I realize I'm old now, but I grew up in the era that Nickelodeon first began dominating children's eyeballs. I know a thing or two from brightly colored, frenetic kids' entertainment. But Shorts, the new film from Robert Rodriguez, jumps right over the line between energetic and frenzied and zooms right on by, offering poop jokes and booger monsters and sibling rivalries and everything else at a pace that might delight a kid, but will exhaust anyone with a driver's license. Add in an obvious central metaphor about technology addiction that fails to go anywhere, and a big cast of hammy child actors, and the whole thing becomes downright painful.

It starts off so promising too, with a prologue about two siblings (Cambell Westmoreland and Zoe Webb) locked in a staring contest that takes them from the breakfast table all the way to bedtime. It's the first introduction to the movie's structure, which is a series of interconnected shorts that can be paused, fast-forwarded, rewound and narrated by the main character, Toby "Toe" Thompson (Jimmy Bennnet), who wants to tell us all about how this magical rainbow rock transformed his neighborhood.

His town, Black Falls, is a company town, dominated and entirely employed by a giant factory that makes the Black Box, an supremely advanced iPhone that goes from toaster to laptop in seconds. Toe's parents (Jon Cryer and Leslie Mann) are among many underlings working for Mr. Black (James Spader), a supervillain version of Steve Jobs demanding that the Black Box be improved at all costs. Meanwhile Toe has stumbled upon a rainbow-colored rock which, as it passes among the kids of the neighborhood, proves itself to be far more powerful than any human technology could be.

The individual shorts zip among the neighborhood families, from germophobe Nose Noseworthy (Jake Short) living with his geeky inventor dad (William H. Macy, of course) to the nefarious Black kids, the bullying Cole Black (Devon Gearhart) and the alpha female Helvetica Black (Jolie Vanier), Toe's sworn enemy, and perhaps secret love. Vanier is the only kid in the movie whose acting is worth a fig, and with her black-haired, young-Christina Ricci cool, she seems part of a different, far less insane movie.

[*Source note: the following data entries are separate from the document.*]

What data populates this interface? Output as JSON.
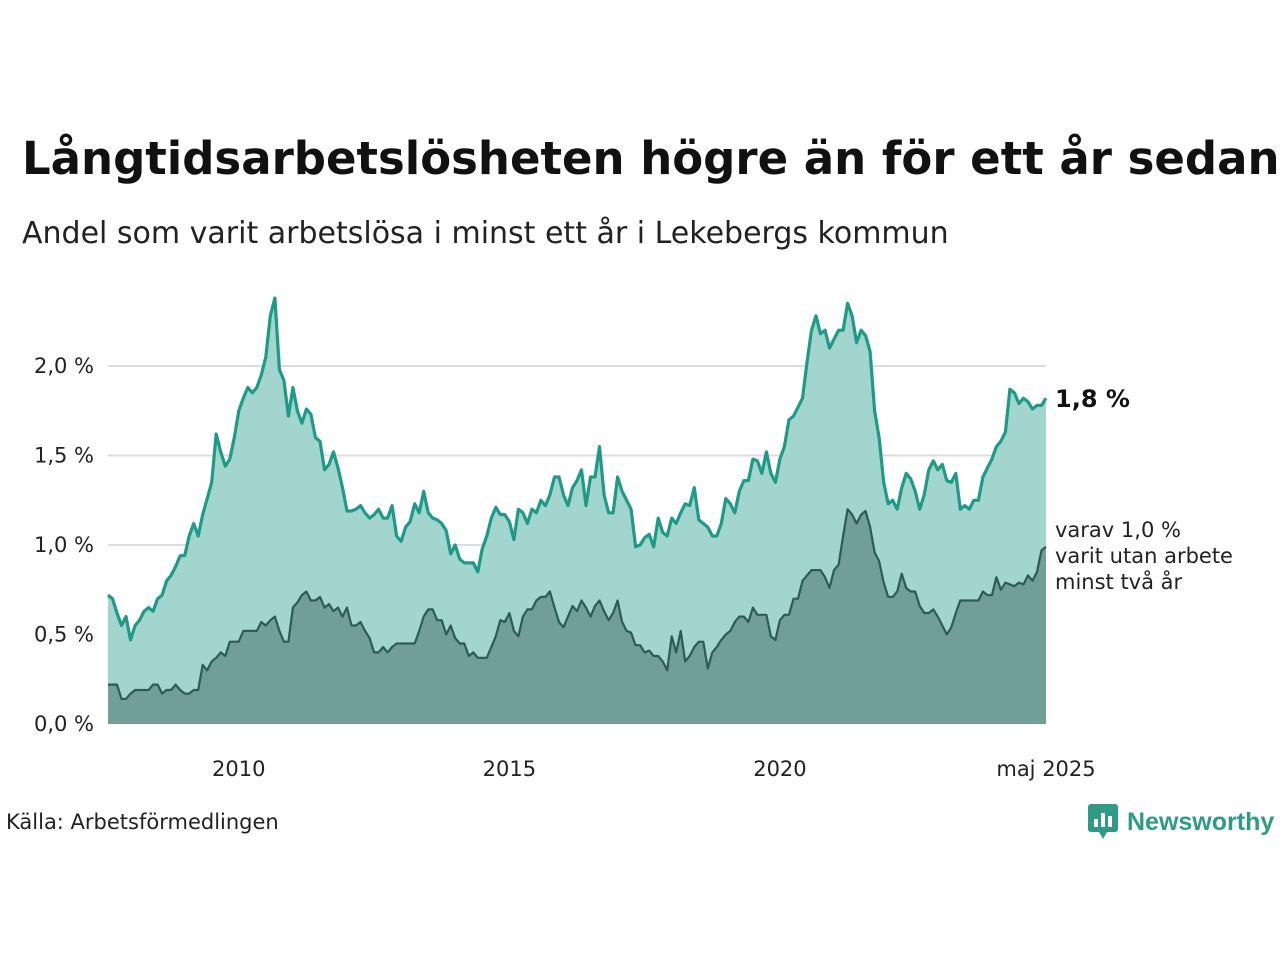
{
  "title": "Långtidsarbetslösheten högre än för ett år sedan",
  "subtitle": "Andel som varit arbetslösa i minst ett år i Lekebergs kommun",
  "source": "Källa: Arbetsförmedlingen",
  "brand": {
    "name": "Newsworthy",
    "icon": "newsworthy-logo-icon"
  },
  "colors": {
    "total_line": "#1f9a87",
    "total_fill": "#a3d5cf",
    "sub_line": "#2c5c55",
    "sub_fill": "#719e97",
    "grid": "#dddddd",
    "text": "#111111",
    "brand": "#2f9a86"
  },
  "chart_data": {
    "type": "area",
    "x_axis": {
      "start": "2008-01",
      "end": "2025-05",
      "tick_labels": [
        "2010",
        "2015",
        "2020",
        "maj 2025"
      ],
      "ticks": [
        "2010-06",
        "2015-06",
        "2020-06",
        "2025-05"
      ]
    },
    "y_axis": {
      "ylim": [
        0,
        2.4
      ],
      "tick_values": [
        0,
        0.5,
        1.0,
        1.5,
        2.0
      ],
      "tick_labels": [
        "0,0 %",
        "0,5 %",
        "1,0 %",
        "1,5 %",
        "2,0 %"
      ],
      "unit": "%"
    },
    "grid": "horizontal",
    "series": [
      {
        "key": "total",
        "end_label": "1,8 %",
        "values": [
          0.72,
          0.7,
          0.62,
          0.55,
          0.6,
          0.47,
          0.55,
          0.58,
          0.63,
          0.65,
          0.63,
          0.7,
          0.72,
          0.8,
          0.83,
          0.88,
          0.94,
          0.94,
          1.05,
          1.12,
          1.05,
          1.17,
          1.26,
          1.35,
          1.62,
          1.52,
          1.44,
          1.48,
          1.6,
          1.75,
          1.82,
          1.88,
          1.85,
          1.88,
          1.95,
          2.05,
          2.28,
          2.38,
          1.98,
          1.92,
          1.72,
          1.88,
          1.75,
          1.68,
          1.76,
          1.73,
          1.6,
          1.58,
          1.42,
          1.45,
          1.52,
          1.43,
          1.32,
          1.19,
          1.19,
          1.2,
          1.22,
          1.18,
          1.15,
          1.17,
          1.2,
          1.15,
          1.15,
          1.22,
          1.05,
          1.02,
          1.1,
          1.13,
          1.23,
          1.18,
          1.3,
          1.18,
          1.15,
          1.14,
          1.12,
          1.08,
          0.95,
          1.0,
          0.92,
          0.9,
          0.9,
          0.9,
          0.85,
          0.98,
          1.05,
          1.15,
          1.21,
          1.17,
          1.17,
          1.13,
          1.03,
          1.2,
          1.18,
          1.12,
          1.2,
          1.18,
          1.25,
          1.22,
          1.28,
          1.38,
          1.38,
          1.28,
          1.22,
          1.32,
          1.36,
          1.42,
          1.22,
          1.38,
          1.38,
          1.55,
          1.28,
          1.18,
          1.18,
          1.38,
          1.3,
          1.25,
          1.2,
          0.99,
          1.0,
          1.04,
          1.06,
          0.99,
          1.15,
          1.07,
          1.05,
          1.15,
          1.12,
          1.18,
          1.23,
          1.22,
          1.32,
          1.14,
          1.12,
          1.1,
          1.05,
          1.05,
          1.12,
          1.26,
          1.23,
          1.18,
          1.3,
          1.36,
          1.36,
          1.48,
          1.47,
          1.4,
          1.52,
          1.4,
          1.35,
          1.48,
          1.55,
          1.7,
          1.72,
          1.77,
          1.82,
          2.02,
          2.2,
          2.28,
          2.18,
          2.2,
          2.1,
          2.15,
          2.2,
          2.2,
          2.35,
          2.28,
          2.13,
          2.2,
          2.17,
          2.08,
          1.75,
          1.6,
          1.35,
          1.23,
          1.25,
          1.2,
          1.32,
          1.4,
          1.37,
          1.3,
          1.2,
          1.28,
          1.42,
          1.47,
          1.42,
          1.45,
          1.36,
          1.35,
          1.4,
          1.2,
          1.22,
          1.2,
          1.25,
          1.25,
          1.38,
          1.43,
          1.48,
          1.55,
          1.58,
          1.63,
          1.87,
          1.85,
          1.79,
          1.82,
          1.8,
          1.76,
          1.78,
          1.78,
          1.82
        ]
      },
      {
        "key": "long",
        "label_lines": [
          "varav 1,0 %",
          "varit utan arbete",
          "minst två år"
        ],
        "values": [
          0.22,
          0.22,
          0.22,
          0.14,
          0.14,
          0.17,
          0.19,
          0.19,
          0.19,
          0.19,
          0.22,
          0.22,
          0.17,
          0.19,
          0.19,
          0.22,
          0.19,
          0.17,
          0.17,
          0.19,
          0.19,
          0.33,
          0.3,
          0.35,
          0.37,
          0.4,
          0.38,
          0.46,
          0.46,
          0.46,
          0.52,
          0.52,
          0.52,
          0.52,
          0.57,
          0.55,
          0.58,
          0.6,
          0.52,
          0.46,
          0.46,
          0.65,
          0.68,
          0.72,
          0.74,
          0.69,
          0.69,
          0.71,
          0.65,
          0.67,
          0.63,
          0.65,
          0.6,
          0.65,
          0.55,
          0.55,
          0.57,
          0.52,
          0.48,
          0.4,
          0.4,
          0.43,
          0.4,
          0.43,
          0.45,
          0.45,
          0.45,
          0.45,
          0.45,
          0.52,
          0.6,
          0.64,
          0.64,
          0.58,
          0.58,
          0.5,
          0.55,
          0.48,
          0.45,
          0.45,
          0.38,
          0.4,
          0.37,
          0.37,
          0.37,
          0.43,
          0.49,
          0.58,
          0.57,
          0.62,
          0.52,
          0.49,
          0.6,
          0.64,
          0.64,
          0.69,
          0.71,
          0.71,
          0.74,
          0.65,
          0.57,
          0.54,
          0.6,
          0.66,
          0.63,
          0.69,
          0.65,
          0.6,
          0.66,
          0.69,
          0.63,
          0.58,
          0.62,
          0.69,
          0.57,
          0.52,
          0.51,
          0.44,
          0.44,
          0.4,
          0.41,
          0.38,
          0.38,
          0.35,
          0.3,
          0.49,
          0.4,
          0.52,
          0.35,
          0.38,
          0.43,
          0.46,
          0.46,
          0.31,
          0.4,
          0.43,
          0.47,
          0.5,
          0.52,
          0.57,
          0.6,
          0.6,
          0.57,
          0.65,
          0.61,
          0.61,
          0.61,
          0.49,
          0.47,
          0.58,
          0.61,
          0.61,
          0.7,
          0.7,
          0.8,
          0.83,
          0.86,
          0.86,
          0.86,
          0.82,
          0.76,
          0.86,
          0.89,
          1.05,
          1.2,
          1.17,
          1.12,
          1.17,
          1.19,
          1.1,
          0.96,
          0.91,
          0.79,
          0.71,
          0.71,
          0.74,
          0.84,
          0.76,
          0.74,
          0.74,
          0.66,
          0.62,
          0.62,
          0.64,
          0.6,
          0.55,
          0.5,
          0.54,
          0.62,
          0.69,
          0.69,
          0.69,
          0.69,
          0.69,
          0.74,
          0.72,
          0.72,
          0.82,
          0.75,
          0.79,
          0.78,
          0.77,
          0.79,
          0.78,
          0.83,
          0.8,
          0.85,
          0.97,
          0.99
        ]
      }
    ]
  }
}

The special effects are intentionally goofy, and except for alligators walking on their hind legs and an accidental meld of Toe's parents, they never really capitalize on the rock's ability to grant literally any wish. And as the stories progress and come closer together, it becomes clear that this wild wish-fulfillment fantasy is leading only to a rote lesson about family togetherness and the perils of technology. Even the rules of the wishing rock aren't consistent-- sometimes characters can wish back whatever horrible monster they've accidentally unleashed, but at other times they're holding the rock and running for their lives.

There's no doubt that young kids will be rapt by this movie, but anyone ushering them to the theater would be better off taking frequent breaks just to rest their eyes. Rodriguez still has a way with kids, and throws in gags and adventure that panders directly to them without condescension. But there are some kinds of kids' fantasies that transport adults as well. This one doesn't even come close.